Publication year - 2021
Publication title -
ethology
Language(s) - English
Resource type - Journals
SCImago Journal Rank - 0.739
H-Index - 74
eISSN - 1439-0310
pISSN - 0179-1613
DOI - 10.1111/eth.13209
Subject(s) - brood parasite , biology , brood , offspring , intraspecific competition , zoology , host (biology) , ecology , parasitism , paternal care , pregnancy , genetics
Brood parasites lay their eggs in the nests of other females, thereby shifting the costs of offspring care onto others. Given that care is costly, potential hosts should evolve mechanisms to avoid brood parasitism. Meanwhile, brood parasites should evolve mechanisms to circumvent host defences. Here we investigate whether hosts or intraspecific brood parasites adjust their egg laying behaviour as a mechanism to reduce or increase the effectiveness of brood parasitism. We use the burying beetle Nicrophorus vespilloides as our study system, in which hosts and brood parasites lay their eggs in the soil around a carcass controlled by the host. To test whether females adjust their egg laying behaviour when breeding as a host or brood parasite, we used an experimental design with three treatments: hosts, where focal females bred alongside a smaller female; brood parasites, where focal females bred alongside a larger female; and controls, where focal females bred alone.
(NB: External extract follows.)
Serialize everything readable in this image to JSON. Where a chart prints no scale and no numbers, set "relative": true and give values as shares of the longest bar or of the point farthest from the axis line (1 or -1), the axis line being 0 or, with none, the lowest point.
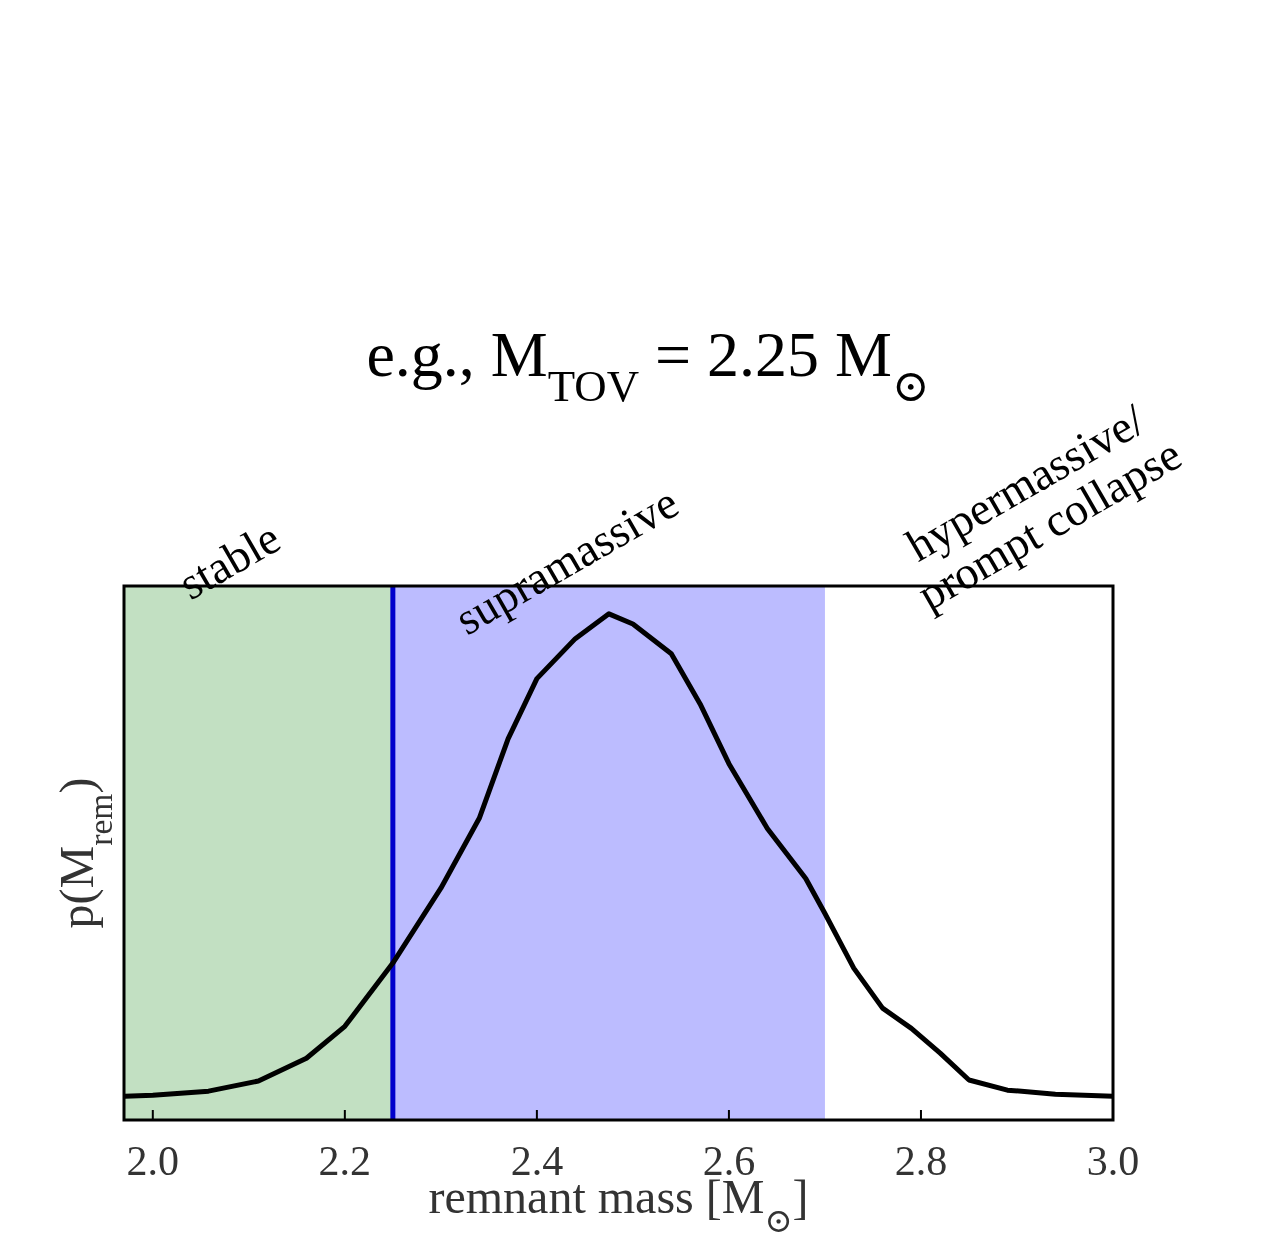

We used focal females from a narrowly defined size range to control for potential effects of body size. We found that hosts delayed the start of egg laying, which may allow them to recognise brood parasitic offspring that arrive too early. Meanwhile, brood parasites laid their eggs over an extended period, which may increase the chances that their egg laying overlapped with the host. Our results suggest that adjusting egg laying behaviour is a mechanism used by both hosts and brood parasites that may contribute to the differences in reproductive success shown in prior studies.